Matthias Müller (Volkswagen), Harald Krüger (BMW) et Dieter Zetsche (Daimler-Mercedes) au cours du « sommet du diesel », le 2 août 2017, à Berlin. | AXEL SCHMIDT / AFP

Editorial du « Monde ». Longtemps, le « made in Germany » a été synonyme de sérieux et de fiabilité. Longtemps, l’automobile a symbolisé, plus que tout autre secteur, l’excellence industrielle allemande. Longtemps, enfin, l’Allemagne a défendu avec fierté son « économie sociale de marché », sorte de capitalisme à visage humain censé être immunisé contre les dérives du capitalisme à l’anglo-saxonne, et ce grâce à l’action conjointe d’un patronat raisonnable, de syndicats puissants et d’un Etat vigilant.

Selon le « Spiegel », les cinq principaux constructeurs du pays auraient constitué un cartel dans les années 1990.

Le « sommet du diesel », organisé mercredi 2 août à Berlin sous l’égide du gouvernement fédéral en présence des principaux représentants de l’industrie automobile allemande, aurait pu être l’occasion de démontrer que ces mythes ont encore quelque consistance. Les circonstances s’y prêtaient.
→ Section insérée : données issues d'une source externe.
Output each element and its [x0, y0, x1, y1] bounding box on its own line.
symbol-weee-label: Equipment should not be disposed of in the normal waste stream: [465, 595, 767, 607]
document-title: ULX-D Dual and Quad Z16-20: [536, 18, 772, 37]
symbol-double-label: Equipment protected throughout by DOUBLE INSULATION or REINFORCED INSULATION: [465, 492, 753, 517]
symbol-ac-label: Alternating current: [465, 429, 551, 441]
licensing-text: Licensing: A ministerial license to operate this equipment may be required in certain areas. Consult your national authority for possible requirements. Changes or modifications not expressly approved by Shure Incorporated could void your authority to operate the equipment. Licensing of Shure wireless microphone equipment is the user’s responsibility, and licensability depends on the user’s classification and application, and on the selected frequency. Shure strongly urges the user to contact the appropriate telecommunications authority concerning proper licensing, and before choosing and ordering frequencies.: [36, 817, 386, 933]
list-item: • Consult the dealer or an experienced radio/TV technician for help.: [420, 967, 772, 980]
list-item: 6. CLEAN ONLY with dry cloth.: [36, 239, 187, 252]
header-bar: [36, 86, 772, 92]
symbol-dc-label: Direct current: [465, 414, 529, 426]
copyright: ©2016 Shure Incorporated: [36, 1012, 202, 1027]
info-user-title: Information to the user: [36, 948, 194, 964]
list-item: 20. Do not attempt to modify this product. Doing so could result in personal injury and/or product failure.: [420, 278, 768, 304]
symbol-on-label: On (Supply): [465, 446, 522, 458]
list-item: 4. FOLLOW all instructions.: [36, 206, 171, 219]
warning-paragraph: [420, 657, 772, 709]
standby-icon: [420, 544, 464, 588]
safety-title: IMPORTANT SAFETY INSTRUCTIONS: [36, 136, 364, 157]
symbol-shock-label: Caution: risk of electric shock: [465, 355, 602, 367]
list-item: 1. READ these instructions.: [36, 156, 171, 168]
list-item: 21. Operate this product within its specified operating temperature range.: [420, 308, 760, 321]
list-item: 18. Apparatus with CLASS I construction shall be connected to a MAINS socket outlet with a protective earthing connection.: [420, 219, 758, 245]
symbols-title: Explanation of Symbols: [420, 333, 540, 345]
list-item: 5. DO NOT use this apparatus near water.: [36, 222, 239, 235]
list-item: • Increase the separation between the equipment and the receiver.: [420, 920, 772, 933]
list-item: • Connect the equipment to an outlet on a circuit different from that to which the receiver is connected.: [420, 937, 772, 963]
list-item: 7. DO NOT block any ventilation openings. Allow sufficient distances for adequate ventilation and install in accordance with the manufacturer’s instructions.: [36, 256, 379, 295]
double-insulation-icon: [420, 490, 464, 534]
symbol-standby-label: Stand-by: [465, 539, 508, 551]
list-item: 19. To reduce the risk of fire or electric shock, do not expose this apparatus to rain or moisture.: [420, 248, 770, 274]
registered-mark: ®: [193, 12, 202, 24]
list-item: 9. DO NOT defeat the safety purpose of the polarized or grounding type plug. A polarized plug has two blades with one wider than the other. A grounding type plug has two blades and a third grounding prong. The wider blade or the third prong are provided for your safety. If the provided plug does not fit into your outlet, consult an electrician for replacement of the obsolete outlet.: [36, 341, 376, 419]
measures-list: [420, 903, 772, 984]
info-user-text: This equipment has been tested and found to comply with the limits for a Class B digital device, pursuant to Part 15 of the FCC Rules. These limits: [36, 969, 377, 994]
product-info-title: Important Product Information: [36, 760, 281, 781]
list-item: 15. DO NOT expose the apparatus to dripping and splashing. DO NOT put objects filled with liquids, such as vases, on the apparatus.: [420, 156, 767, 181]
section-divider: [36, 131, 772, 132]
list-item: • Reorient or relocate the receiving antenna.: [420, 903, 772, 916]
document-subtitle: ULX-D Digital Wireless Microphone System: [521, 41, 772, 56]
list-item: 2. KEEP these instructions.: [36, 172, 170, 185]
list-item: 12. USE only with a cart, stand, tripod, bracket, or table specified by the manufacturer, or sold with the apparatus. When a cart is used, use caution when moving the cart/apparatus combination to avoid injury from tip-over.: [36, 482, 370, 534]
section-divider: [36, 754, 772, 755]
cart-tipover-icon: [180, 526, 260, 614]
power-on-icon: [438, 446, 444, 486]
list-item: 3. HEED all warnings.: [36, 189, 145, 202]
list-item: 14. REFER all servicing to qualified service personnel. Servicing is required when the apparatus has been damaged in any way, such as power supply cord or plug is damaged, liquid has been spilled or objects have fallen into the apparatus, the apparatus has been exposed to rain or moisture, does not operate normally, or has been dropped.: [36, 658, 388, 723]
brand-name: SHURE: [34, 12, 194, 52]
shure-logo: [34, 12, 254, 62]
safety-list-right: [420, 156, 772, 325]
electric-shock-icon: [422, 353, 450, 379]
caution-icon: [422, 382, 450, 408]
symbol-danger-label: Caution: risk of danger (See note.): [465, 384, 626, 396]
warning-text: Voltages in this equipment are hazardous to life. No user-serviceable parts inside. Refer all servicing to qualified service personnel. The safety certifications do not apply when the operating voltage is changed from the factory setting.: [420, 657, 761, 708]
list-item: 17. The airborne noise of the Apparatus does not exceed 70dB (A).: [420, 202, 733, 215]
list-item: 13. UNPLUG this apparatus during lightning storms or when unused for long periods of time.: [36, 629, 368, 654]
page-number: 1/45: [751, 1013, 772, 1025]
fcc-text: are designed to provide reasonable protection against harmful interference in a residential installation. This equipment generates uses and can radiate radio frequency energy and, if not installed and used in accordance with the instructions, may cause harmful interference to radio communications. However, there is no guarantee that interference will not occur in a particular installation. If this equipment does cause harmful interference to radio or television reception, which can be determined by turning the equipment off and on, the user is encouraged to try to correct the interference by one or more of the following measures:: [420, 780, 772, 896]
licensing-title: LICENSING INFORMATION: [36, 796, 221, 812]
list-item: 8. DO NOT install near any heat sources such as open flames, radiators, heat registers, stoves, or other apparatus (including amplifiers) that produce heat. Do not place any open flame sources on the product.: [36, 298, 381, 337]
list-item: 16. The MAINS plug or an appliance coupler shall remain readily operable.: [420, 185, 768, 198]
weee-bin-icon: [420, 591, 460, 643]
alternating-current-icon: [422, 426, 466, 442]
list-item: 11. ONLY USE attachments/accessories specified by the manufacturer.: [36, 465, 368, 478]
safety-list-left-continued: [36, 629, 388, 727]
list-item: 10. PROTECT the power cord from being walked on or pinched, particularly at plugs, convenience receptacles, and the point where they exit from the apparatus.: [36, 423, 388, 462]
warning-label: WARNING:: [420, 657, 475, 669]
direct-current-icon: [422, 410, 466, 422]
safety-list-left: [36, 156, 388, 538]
Deux ans après les révélations sur les manipulations auxquelles s’est livré Volkswagen pour faire passer ses moteurs diesel pour moins polluants qu’ils ne l’étaient, les autres marques allemandes sont frappées du même soupçon. Dans une longue enquête parue fin juillet, le Spiegel a par ailleurs révélé que le « dieselgate » n’était qu’un aspect du scandale.

Au mépris des règles de la concurrence

Selon l’hebdomadaire, les cinq principaux constructeurs du pays se seraient en effet constitués en « cartel » dans les années 1990, au mépris des règles sur la concurrence, au détriment des consommateurs et aux dépens de l’environnement.

Dans un tel contexte, l’industrie automobile allemande aurait pu apporter des réponses à la hauteur du discrédit qui la frappe. Elle s’est contentée du minimum, préférant le silence à la transparence, l’adaptation à l’innovation.

Au total, 5,3 millions de véhicules diesel – deux fois plus que prévu – seront rappelés à l’usine afin que soit mis à jour le logiciel destiné à réduire leurs émissions polluantes. Des solutions plus efficaces pour rendre moins nocifs les véhicules diesel en circulation avaient été envisagées. Les constructeurs ne les ont pas retenues. Trop chères.

Jugées trop chères, les solutions pour rendre moins nocifs les véhicules diesel en circulation ont été écartées.

De leur côté, les responsables politiques du pays avaient eux aussi une chance à saisir. Depuis deux ans, la crise de confiance déclenchée par le « dieselgate » aurait pu être l’occasion d’un grand débat public sur l’avenir de l’automobile.

Compte tenu de l’ampleur prise par le scandale depuis la parution de l’enquête du Spiegel ainsi que du poids du secteur dans l’économie allemande (20 % des exportations, 800 000 emplois), il aurait d’ailleurs été logique qu’Angela Merkel revienne de ses vacances en Italie pour présider le sommet de mercredi.

Le champ libre aux constructeurs

La chancelière a préféré déléguer ce rôle à ses ministres des transports et de l’environnement, un conservateur et une social-démocrate, à peu près d’accord sur rien, ce qui était la meilleure façon d’affaiblir la parole du gouvernement et de laisser le champ libre aux constructeurs.

A court terme, un tel manque d’ambition politique est peut-être la solution la plus confortable. A deux mois des élections législatives du 24 septembre, ni Angela Merkel ni Martin Schulz, son adversaire social-démocrate, qui n’est pas plus loquace qu’elle sur la question, n’ont d’intérêt immédiat à bousculer les habitudes de leurs concitoyens et de leurs industriels.

A long terme, en revanche, le choix de soutenir le diesel plutôt que de miser sur des technologies d’avenir risque d’entretenir une illusion. Et de faire oublier qu’un modèle industriel, pour perdurer, a d’abord besoin d’innovation.